In general, the administrative scope spans from the level of the respective administrator account down the organizational hierarchy, i.e. it includes the same level as the administrator account and all the organizational entities below. In contrast to this, you can only select administrator accounts as checker administrators for maker–checker authorization that are higher up the organizational hierarchy than the maker administrator.

The administrative scope of an administrator can include:

• The master domain
• All domains including the master domain
• Multiple domains excluding the master domain
• Single domain
• Organizational units

Administrator level

The administrator level is an optional value that can be used to create an administrator account hierarchy. This hierarchy controls which other administrator accounts any given administrator user can see and interact with.

Non-administrator user accounts can be assigned an administrator level, but it will have no influence or affect.

An account’s administrator level can be found in the OneSpan Authentication Server Administration Web Interface, and is an integer value ranging between 0–255. Administrator accounts can see, edit, or delete any other account that:

• Has a level number equal to or less than their own.
• Exists within the same administrator scope.

By default, a new administrator account is created at the same administrator level as the account that created it. The only exception to this is when the system is upgraded from version 3.20 or earlier to version 3.21 or later, in which case all administrator accounts are assigned level 255, meaning that every administrator account can see and interact with every other administrator account.

If you use the Rescue Administrator function to perform an administrator account rescue, the newly recovered account will be created with an administrator level of 255 (100 on OneSpan Authentication Server Appliance).

OneSpan Authentication Server Appliance only allows and uses a value range of 0–100, and the system accounts are all set to 100 by default.

Figure: Example of an administrator level hierarchy

It is not possible for an administrator account to change its own administrator level.

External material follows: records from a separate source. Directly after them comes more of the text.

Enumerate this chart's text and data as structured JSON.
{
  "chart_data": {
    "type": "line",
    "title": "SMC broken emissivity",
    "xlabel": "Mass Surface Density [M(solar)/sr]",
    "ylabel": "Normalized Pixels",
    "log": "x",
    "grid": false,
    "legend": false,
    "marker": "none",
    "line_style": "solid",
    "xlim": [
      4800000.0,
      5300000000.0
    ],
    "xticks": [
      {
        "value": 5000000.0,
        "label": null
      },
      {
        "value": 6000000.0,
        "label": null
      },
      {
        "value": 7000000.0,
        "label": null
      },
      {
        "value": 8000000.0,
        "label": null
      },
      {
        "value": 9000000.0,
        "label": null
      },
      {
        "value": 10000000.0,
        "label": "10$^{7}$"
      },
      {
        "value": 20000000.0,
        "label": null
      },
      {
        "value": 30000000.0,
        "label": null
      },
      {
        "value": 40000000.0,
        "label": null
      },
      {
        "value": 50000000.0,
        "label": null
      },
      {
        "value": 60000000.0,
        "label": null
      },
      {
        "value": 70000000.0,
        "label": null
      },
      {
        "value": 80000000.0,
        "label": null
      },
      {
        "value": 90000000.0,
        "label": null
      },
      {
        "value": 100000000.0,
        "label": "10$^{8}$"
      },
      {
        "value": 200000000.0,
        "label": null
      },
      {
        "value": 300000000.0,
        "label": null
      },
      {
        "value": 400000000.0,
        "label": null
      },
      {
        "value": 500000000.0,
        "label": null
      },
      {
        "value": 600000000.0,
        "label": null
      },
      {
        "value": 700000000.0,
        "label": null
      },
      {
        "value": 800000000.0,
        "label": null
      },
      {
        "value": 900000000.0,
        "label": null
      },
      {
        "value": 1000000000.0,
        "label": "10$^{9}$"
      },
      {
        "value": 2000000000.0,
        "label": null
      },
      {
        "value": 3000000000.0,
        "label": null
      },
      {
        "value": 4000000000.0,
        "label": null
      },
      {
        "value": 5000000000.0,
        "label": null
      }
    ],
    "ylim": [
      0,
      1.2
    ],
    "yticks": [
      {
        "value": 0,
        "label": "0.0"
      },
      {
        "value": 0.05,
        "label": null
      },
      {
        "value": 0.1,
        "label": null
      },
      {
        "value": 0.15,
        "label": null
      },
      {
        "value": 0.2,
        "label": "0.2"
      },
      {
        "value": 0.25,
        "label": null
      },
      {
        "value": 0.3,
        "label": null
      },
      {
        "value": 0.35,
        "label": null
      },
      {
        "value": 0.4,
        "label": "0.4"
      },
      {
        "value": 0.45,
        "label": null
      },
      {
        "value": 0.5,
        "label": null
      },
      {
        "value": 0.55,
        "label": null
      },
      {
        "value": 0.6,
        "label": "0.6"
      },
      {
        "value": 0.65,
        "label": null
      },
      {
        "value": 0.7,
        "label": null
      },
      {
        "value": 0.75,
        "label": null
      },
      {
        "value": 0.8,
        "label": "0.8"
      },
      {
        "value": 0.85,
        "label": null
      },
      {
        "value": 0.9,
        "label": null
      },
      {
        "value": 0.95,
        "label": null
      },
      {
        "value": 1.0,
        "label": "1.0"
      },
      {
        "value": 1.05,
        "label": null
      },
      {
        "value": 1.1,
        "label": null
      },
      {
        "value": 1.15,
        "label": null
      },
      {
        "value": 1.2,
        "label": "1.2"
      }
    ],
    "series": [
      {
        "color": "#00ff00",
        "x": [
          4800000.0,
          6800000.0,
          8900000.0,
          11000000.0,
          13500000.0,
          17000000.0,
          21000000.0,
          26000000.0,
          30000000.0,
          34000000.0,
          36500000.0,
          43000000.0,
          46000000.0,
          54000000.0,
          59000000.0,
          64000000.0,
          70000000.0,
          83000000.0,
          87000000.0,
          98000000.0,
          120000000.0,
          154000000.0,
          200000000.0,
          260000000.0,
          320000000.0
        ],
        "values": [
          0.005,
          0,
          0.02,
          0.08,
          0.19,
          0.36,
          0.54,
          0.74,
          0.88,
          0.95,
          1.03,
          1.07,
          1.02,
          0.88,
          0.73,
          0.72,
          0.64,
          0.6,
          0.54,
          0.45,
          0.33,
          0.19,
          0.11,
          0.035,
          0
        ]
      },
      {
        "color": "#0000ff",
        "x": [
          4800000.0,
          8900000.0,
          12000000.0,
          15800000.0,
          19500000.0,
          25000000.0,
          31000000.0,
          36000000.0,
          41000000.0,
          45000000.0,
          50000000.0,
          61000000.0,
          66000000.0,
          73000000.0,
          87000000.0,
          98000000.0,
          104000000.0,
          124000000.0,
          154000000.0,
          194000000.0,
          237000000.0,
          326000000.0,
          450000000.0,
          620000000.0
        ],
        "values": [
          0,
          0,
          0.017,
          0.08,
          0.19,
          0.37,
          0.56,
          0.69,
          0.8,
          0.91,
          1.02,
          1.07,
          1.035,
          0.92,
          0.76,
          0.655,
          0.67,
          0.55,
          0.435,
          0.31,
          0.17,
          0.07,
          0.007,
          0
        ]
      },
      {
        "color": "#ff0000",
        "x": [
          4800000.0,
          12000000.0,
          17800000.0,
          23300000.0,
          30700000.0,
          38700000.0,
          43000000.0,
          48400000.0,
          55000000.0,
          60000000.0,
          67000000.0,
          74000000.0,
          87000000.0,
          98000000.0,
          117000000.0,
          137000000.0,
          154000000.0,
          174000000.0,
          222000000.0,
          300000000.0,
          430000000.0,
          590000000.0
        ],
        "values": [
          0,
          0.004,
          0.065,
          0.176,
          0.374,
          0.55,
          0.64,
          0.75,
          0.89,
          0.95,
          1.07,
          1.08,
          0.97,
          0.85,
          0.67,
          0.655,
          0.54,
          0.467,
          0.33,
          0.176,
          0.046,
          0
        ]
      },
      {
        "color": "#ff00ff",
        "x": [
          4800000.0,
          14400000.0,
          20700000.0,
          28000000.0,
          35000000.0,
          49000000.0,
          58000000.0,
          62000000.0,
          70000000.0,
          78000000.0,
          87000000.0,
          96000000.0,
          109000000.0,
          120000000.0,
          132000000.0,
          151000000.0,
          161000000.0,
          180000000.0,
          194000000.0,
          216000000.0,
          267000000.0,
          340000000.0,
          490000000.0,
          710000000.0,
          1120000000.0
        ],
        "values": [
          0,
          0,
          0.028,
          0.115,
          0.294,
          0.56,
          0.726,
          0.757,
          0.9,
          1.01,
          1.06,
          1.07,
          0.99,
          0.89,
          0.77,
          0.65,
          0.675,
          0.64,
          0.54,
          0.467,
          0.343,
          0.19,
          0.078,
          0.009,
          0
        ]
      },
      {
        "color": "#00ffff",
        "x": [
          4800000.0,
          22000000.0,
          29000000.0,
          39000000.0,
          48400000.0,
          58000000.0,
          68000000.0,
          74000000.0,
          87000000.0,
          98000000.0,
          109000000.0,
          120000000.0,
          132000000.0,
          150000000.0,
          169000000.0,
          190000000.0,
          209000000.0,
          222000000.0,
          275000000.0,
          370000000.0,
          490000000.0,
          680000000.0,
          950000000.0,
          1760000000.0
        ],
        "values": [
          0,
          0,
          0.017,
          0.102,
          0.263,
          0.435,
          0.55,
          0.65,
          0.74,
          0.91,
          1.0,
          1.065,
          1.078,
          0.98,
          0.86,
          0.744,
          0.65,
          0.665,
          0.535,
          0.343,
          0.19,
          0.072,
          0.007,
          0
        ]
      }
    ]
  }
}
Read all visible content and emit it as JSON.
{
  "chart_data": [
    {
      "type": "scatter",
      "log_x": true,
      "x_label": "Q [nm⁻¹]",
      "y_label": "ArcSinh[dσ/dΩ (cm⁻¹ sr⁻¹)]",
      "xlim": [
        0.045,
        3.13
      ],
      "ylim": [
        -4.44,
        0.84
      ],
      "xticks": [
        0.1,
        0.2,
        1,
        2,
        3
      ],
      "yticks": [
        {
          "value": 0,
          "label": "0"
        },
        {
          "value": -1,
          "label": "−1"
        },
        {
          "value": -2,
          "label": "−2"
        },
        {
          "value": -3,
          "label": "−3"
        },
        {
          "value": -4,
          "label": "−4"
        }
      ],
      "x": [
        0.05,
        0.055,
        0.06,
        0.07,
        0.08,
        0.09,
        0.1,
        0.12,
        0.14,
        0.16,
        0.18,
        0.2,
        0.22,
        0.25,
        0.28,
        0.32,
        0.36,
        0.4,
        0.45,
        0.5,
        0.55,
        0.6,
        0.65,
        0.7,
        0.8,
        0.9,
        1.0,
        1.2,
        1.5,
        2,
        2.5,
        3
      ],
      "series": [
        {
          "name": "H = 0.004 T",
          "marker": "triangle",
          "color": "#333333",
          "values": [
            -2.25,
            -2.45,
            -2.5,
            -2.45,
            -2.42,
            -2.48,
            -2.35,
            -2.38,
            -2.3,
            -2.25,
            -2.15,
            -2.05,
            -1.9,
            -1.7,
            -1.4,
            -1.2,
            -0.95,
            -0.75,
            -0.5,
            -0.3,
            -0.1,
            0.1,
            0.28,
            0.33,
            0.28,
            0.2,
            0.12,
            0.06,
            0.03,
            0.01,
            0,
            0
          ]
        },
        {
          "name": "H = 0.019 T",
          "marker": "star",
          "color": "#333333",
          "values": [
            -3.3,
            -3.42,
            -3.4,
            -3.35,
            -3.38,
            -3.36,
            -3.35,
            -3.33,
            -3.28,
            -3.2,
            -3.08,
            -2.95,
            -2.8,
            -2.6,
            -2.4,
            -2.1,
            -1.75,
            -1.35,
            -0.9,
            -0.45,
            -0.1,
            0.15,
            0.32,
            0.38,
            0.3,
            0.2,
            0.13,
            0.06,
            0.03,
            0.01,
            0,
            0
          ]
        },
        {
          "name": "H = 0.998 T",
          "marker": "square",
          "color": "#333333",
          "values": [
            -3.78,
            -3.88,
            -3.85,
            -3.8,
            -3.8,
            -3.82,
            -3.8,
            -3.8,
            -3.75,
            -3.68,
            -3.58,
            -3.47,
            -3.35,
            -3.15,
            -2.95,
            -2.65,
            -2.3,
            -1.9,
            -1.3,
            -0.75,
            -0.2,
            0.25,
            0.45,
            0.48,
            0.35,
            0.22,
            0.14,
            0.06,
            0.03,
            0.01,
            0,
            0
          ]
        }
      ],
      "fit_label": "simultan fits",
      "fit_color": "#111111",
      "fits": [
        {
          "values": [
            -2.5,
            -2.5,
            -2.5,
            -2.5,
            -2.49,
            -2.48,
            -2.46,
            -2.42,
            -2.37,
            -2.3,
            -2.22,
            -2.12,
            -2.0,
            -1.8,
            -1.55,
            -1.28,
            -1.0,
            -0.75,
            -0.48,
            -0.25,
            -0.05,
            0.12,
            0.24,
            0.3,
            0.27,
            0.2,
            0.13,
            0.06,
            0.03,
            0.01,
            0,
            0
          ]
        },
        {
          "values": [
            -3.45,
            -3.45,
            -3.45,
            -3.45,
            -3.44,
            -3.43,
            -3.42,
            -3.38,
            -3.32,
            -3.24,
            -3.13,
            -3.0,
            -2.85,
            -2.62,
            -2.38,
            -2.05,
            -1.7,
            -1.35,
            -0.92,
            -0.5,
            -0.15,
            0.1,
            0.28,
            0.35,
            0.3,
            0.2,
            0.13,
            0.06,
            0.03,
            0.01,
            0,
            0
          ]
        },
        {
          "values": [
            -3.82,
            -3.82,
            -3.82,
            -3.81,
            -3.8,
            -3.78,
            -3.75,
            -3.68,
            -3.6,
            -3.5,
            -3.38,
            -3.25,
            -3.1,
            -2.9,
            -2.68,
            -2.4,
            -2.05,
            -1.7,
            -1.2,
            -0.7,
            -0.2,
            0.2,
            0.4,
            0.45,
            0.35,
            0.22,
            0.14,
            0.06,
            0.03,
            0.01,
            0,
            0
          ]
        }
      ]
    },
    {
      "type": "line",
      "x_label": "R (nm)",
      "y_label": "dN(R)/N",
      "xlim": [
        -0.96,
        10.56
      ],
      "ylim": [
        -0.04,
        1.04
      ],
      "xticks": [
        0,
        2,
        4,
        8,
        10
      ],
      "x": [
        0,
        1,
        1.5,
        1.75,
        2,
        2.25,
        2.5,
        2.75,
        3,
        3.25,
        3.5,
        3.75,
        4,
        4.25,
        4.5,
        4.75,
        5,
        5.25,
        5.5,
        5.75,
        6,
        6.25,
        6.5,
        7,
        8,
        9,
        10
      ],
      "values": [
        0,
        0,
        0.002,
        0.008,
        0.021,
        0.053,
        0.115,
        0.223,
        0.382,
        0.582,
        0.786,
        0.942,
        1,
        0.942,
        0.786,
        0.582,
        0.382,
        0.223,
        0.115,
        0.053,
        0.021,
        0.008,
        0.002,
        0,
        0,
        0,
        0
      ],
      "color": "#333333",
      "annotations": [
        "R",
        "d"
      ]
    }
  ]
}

Service users can be authorized by providing credentials within the sessionID SOAP field or the HTTP header as one of the following:

• As sessionID in the corresponding SOAP field with the key word as part of the API key, e.g. Apikey serviceUserId:1234567890abcdef.

• As HTTP key in the HTTP authorization header, e.g. Authorization: Apikey serviceUserId:1234567890abcdef.

Authorization via HTTP header takes precedence over authorization via session ID!

The logon operation via API key authorization is not audited. If a wrong API key is detected, the user lock count is increased. Administrative users who can log on to OneSpan Authentication Server interactively cannot authorize via API key.